The bill was approved two months after Hurricane Ian caused catastrophic damage in parts of Florida where almost no one has flood coverage (Climatewire, October 1). Supporters say the requirement could protect people whose homes are damaged by storms from financial ruin because flood coverage isn’t typically included in standard homeowner’s insurance policies.
“It’s probably a good idea to require people to have flood insurance,” said Paul Handerhan, president of the Florida-based Federal Insurance Reform Association, a consumer nonprofit. “That seems to be the only mechanism that really drives adoption.”
The requirement comes as federal lawmakers and officials scramble to get more homeowners across the country to buy flood insurance and protect themselves financially from climate change.
Federal law requires people to have flood insurance on property in a flood zone if it is secured by a federally insured mortgage.
However, many people ignore this requirement, and fewer than 4 percent of households nationwide have flood coverage through the National Flood Insurance Program, which is administered by FEMA and is the primary provider of flood coverage in the US.
In Florida, the nation’s most flood-prone state, 19 percent of households have flood insurance. This is the second highest rate in the US after Louisiana. However, 7 million households in the state do not have flood coverage.
Florida’s flood insurance requirement was included in a sweeping bill approved by the state Legislature during a special session this week to revive the state’s crumbling insurance sector.
Dozens of local insurers have gone bankrupt this year or stopped covering property damage amid mounting losses. That forced hundreds of thousands of Floridians to buy policies through the state’s insurer of last resort, Citizens Property Insurance Corp., while making Florida the most expensive state in the country for property coverage, according to the Insurance Information Institute (ClimatewireJune 22).
The bill includes provisions long sought by the insurance industry to reduce losses, including one aimed at discouraging policyholders from filing lawsuits to challenge settlement offers they deem inadequate.
“This is landmark legislation for Florida,” said Mark Friedlander, a spokesman for the Insurance Information Institute.
Friedlander said the bill would help both the state’s insurance industry and homeowners.
“It can be a financial burden for some families, but at the same time, if you’re completely devastated, how are you going to recover from flood-related storm damage if you don’t have coverage?” Friedlander said.
The bill cleared the Republican-controlled Legislature largely along party lines and goes to Gov. Ron DeSantis, a Republican, who is expected to sign the measure. The flood insurance provision drew little opposition or comment during three days of debate and voting.
The requirement only applies to property owners who have coverage through Citizens Property Insurance, which has become the largest property insurer in the state. Citizens covers 1.2 million properties – nearly three times the number it covered three years ago. All policyholders will be required to purchase flood insurance regardless of whether they are located in flood prone areas. The requirement will be phased in over the next four years, starting in April with people who own properties in a flood zone.
Citizens policyholders can avoid the mandate by surrendering their policies and purchasing property coverage through a private sector insurer.
That’s partly what the Florida Legislature intended, said Thomas Cotton, who owns Hugh Cotton Insurance Agency in Orlando.
Lawmakers want to encourage people to buy coverage through the private sector to “depopulate” citizens and help rebuild Florida’s property insurance industry.
“How are we going to get capital into the market when a government-subsidized enterprise is their competition?” Cotton said.

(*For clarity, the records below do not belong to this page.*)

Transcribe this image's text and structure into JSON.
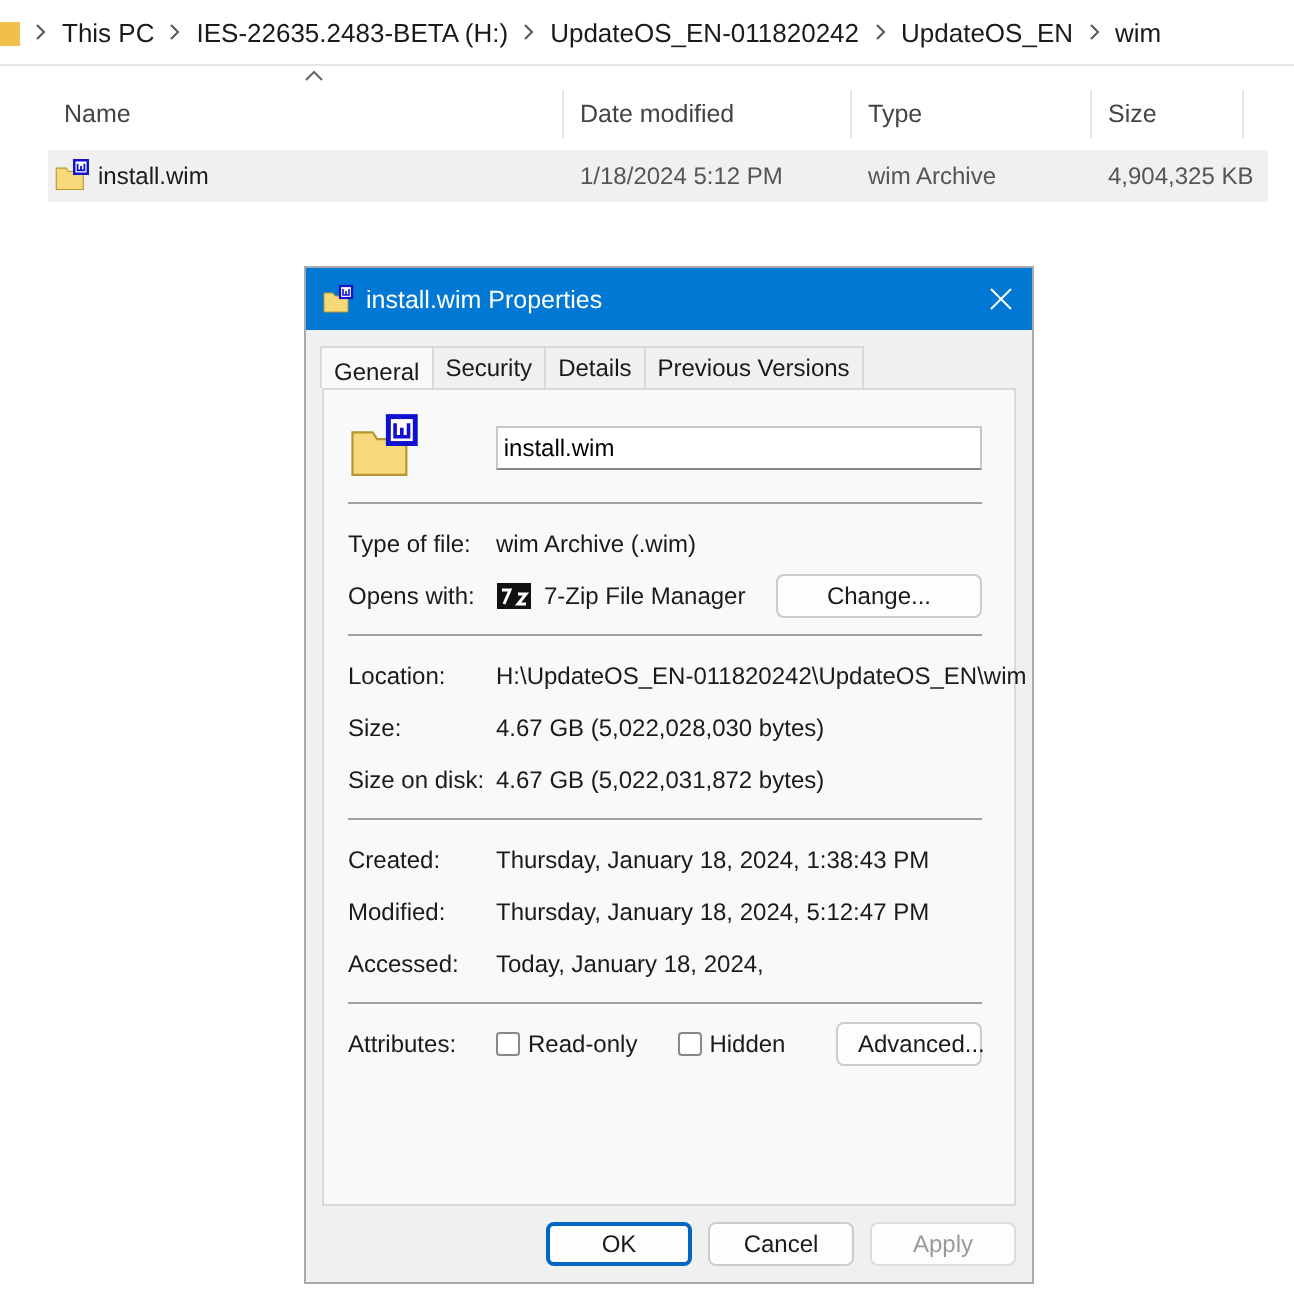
{
  "breadcrumb": [
    "This PC",
    "IES-22635.2483-BETA (H:)",
    "UpdateOS_EN-011820242",
    "UpdateOS_EN",
    "wim"
  ],
  "columns": [
    "Name",
    "Date modified",
    "Type",
    "Size"
  ],
  "files": [
    {
      "name": "install.wim",
      "date": "1/18/2024 5:12 PM",
      "type": "wim Archive",
      "size": "4,904,325 KB",
      "selected": true
    }
  ],
  "dialog": {
    "title": "install.wim Properties",
    "tabs": [
      {
        "label": "General",
        "selected": true
      },
      {
        "label": "Security",
        "selected": false
      },
      {
        "label": "Details",
        "selected": false
      },
      {
        "label": "Previous Versions",
        "selected": false
      }
    ],
    "filename": "install.wim",
    "sections": [
      [
        {
          "kind": "text",
          "label": "Type of file:",
          "value": "wim Archive (.wim)"
        },
        {
          "kind": "app",
          "label": "Opens with:",
          "value": "7-Zip File Manager",
          "button": "Change..."
        }
      ],
      [
        {
          "kind": "text",
          "label": "Location:",
          "value": "H:\\UpdateOS_EN-011820242\\UpdateOS_EN\\wim"
        },
        {
          "kind": "text",
          "label": "Size:",
          "value": "4.67 GB (5,022,028,030 bytes)"
        },
        {
          "kind": "text",
          "label": "Size on disk:",
          "value": "4.67 GB (5,022,031,872 bytes)"
        }
      ],
      [
        {
          "kind": "text",
          "label": "Created:",
          "value": "Thursday, January 18, 2024, 1:38:43 PM"
        },
        {
          "kind": "text",
          "label": "Modified:",
          "value": "Thursday, January 18, 2024, 5:12:47 PM"
        },
        {
          "kind": "text",
          "label": "Accessed:",
          "value": "Today, January 18, 2024,"
        }
      ],
      [
        {
          "kind": "attributes",
          "label": "Attributes:",
          "checkboxes": [
            {
              "label": "Read-only",
              "checked": false
            },
            {
              "label": "Hidden",
              "checked": false
            }
          ],
          "button": "Advanced..."
        }
      ]
    ],
    "buttons": [
      {
        "label": "OK",
        "default": true,
        "disabled": false
      },
      {
        "label": "Cancel",
        "default": false,
        "disabled": false
      },
      {
        "label": "Apply",
        "default": false,
        "disabled": true
      }
    ]
  }
}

Another goal, Cotton said, is to avoid conflicts between citizens and policyholders over whether storm-related property damage was caused by extreme winds or flooding. Homeowners and other insurers sometimes deny claims after a storm because they say the damage was caused by flooding that wasn’t covered by their insurance policies.
“The point of a Citizens policyholder having a flood policy is that it eliminates the litigation that would follow,” Cotton said.
It remains to be seen how many civil policyholders will purchase flood insurance and how many will avoid the requirement by switching to a private sector insurer.
The Insurance Institute’s Friedlander said homeowners who live outside flood zones will only have to pay a few hundred dollars for flood insurance, which will be cheaper than giving up their citizen policies and buying insurance from a private company.
“If you intentionally leave Citizens because you don’t want flood insurance, you’re going to pay a lot more,” Friedlander said.
Handerhan, of the insurance reform group, said he hopes homeowners will buy flood coverage even if they live outside flood zones and don’t think they’re at risk.
“Wherever you live in Florida, you may be at risk of flooding,” Handerhan said. “People, when left to their own devices whether to buy flood insurance, often don’t. It is difficult for them to understand the risk of a low-probability, high-severity event, thinking that it will never happen to them. But then it often happens.